Mariano Ceccato, Paolo Tonella, Aldo Basile, Bart Coppens, Bjorn De Sutter, Paolo Falcarin, and Marco Torchiano
How Professional Hackers Understand Protected Code while Performing Attack Tasks  
Code protections aim at blocking (or at least delaying) reverse engineering and tampering attacks to critical assets within programs. Knowing the way hackers understand protected code and perform attacks is important to achieve a stronger protection of the software assets, based on realistic assumptions about the hackers’ behaviour. However, building such knowledge is difficult because hackers can hardly be involved in controlled experiments and empirical studies. The FP7 European project Aspire has given the authors of this paper the unique opportunity to have access to the professional penetration testers employed by the three industrial partners. In particular, we have been able to perform a qualitative analysis of three reports of professional penetration test performed on protected industrial code. Our qualitative analysis of the reports consists of open coding, carried out by 7 annotators and resulting in 459 annotations, followed by concept extraction and model inference. We identified the main activities: understanding, building attack, choosing and customizing tools, and working around or defeating protections. We built a model of how such activities take place. We used such models to identify a set of research directions for the creation of stronger code protections.

Best ERA Paper Awards


Studying the Prevalence of Exception Handling Anti-Patterns
Guilherme Bicalho de Padua and Weiyi Shang  
Modern programming languages, such as Java and C#, typically provide features that handle exceptions.
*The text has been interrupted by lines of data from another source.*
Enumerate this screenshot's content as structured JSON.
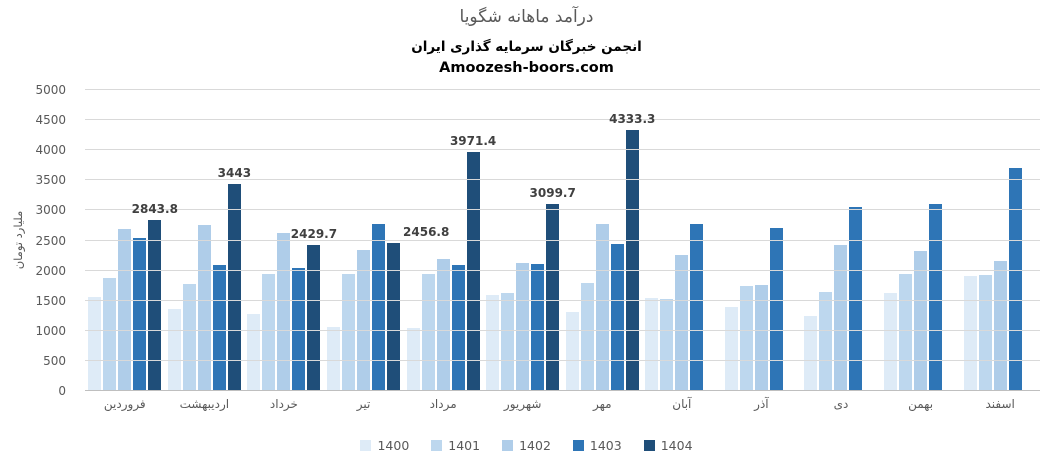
{
  "header": {
    "title": "درآمد ماهانه شگویا",
    "subtitle": "انجمن خبرگان سرمایه گذاری ایران",
    "website": "Amoozesh-boors.com"
  },
  "chart_data": {
    "type": "bar",
    "title": "درآمد ماهانه شگویا",
    "subtitle": "انجمن خبرگان سرمایه گذاری ایران",
    "annotation": "Amoozesh-boors.com",
    "xlabel": "",
    "ylabel": "ملیارد تومان",
    "ylim": [
      0,
      5000
    ],
    "yticks": [
      0,
      500,
      1000,
      1500,
      2000,
      2500,
      3000,
      3500,
      4000,
      4500,
      5000
    ],
    "grid": true,
    "legend_position": "bottom",
    "categories": [
      "فروردین",
      "اردیبهشت",
      "خرداد",
      "تیر",
      "مرداد",
      "شهریور",
      "مهر",
      "آبان",
      "آذر",
      "دی",
      "بهمن",
      "اسفند"
    ],
    "series": [
      {
        "name": "1400",
        "color": "#DEEBF7",
        "values": [
          1560,
          1370,
          1280,
          1070,
          1040,
          1600,
          1320,
          1550,
          1400,
          1250,
          1620,
          1910
        ]
      },
      {
        "name": "1401",
        "color": "#BDD7EE",
        "values": [
          1880,
          1770,
          1950,
          1950,
          1940,
          1630,
          1800,
          1530,
          1750,
          1640,
          1950,
          1920
        ]
      },
      {
        "name": "1402",
        "color": "#AFCDE9",
        "values": [
          2690,
          2750,
          2630,
          2350,
          2190,
          2120,
          2770,
          2260,
          1760,
          2420,
          2330,
          2160
        ]
      },
      {
        "name": "1403",
        "color": "#2E75B6",
        "values": [
          2550,
          2090,
          2050,
          2780,
          2090,
          2110,
          2450,
          2770,
          2700,
          3060,
          3110,
          3700
        ]
      },
      {
        "name": "1404",
        "color": "#1F4E79",
        "values": [
          2843.8,
          3443,
          2429.7,
          2456.8,
          3971.4,
          3099.7,
          4333.3,
          null,
          null,
          null,
          null,
          null
        ],
        "labels": [
          "2843.8",
          "3443",
          "2429.7",
          "2456.8",
          "3971.4",
          "3099.7",
          "4333.3",
          "",
          "",
          "",
          "",
          ""
        ]
      }
    ]
  }
}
These features separate error-handling code from regular source code and are proven to enhance the practice of software reliability, comprehension, and maintenance. Having acknowledged the advantages of exception handling features, the misuse of them can still cause catastrophic software failures, such as application crash. Prior studies suggested anti-patterns of exception handling; while little knowledge was shared about the prevalence of these anti-patterns. In this paper, we investigate the prevalence of exception-handling anti-patterns. We collected a thorough list of exception anti-patterns from 16 open-source Java and C# libraries and applications using an automated exception flow analysis tool. We found that although exception handling anti-patterns widely exist in all of our subjects, only a few anti-patterns (e.g. Unhandled Exceptions, Catch Generic, Unreachable Handler, Over-catch, and Destructive Wrapping) can be commonly identified. On the other hand, we find that the prevalence of anti-patterns illustrates differences between C# and Java. Our results call for further in-depth analyses on the exception handling practices across different languages.

Best Tool Demo Paper Awards


Emad Aghajani, Andrea Mocci, Gabriele Bavota, Michele Lanza
The Code Time Machine  
Exploring and analyzing the history of changes is an intrinsic part of software evolution comprehension. Existing tools that exploit the data residing in version control repositories provide only limited support for the intuitive navigation of code changes from a historical perspective. We present the Code Time Machine, a lightweight IDE plugin which uses visualization techniques to depict the history of any chosen file augmented with information mined from the underlying versioning system. Inspired by Apple’s Time Machine, our tool allows both developers and the system itself to seamlessly move through time.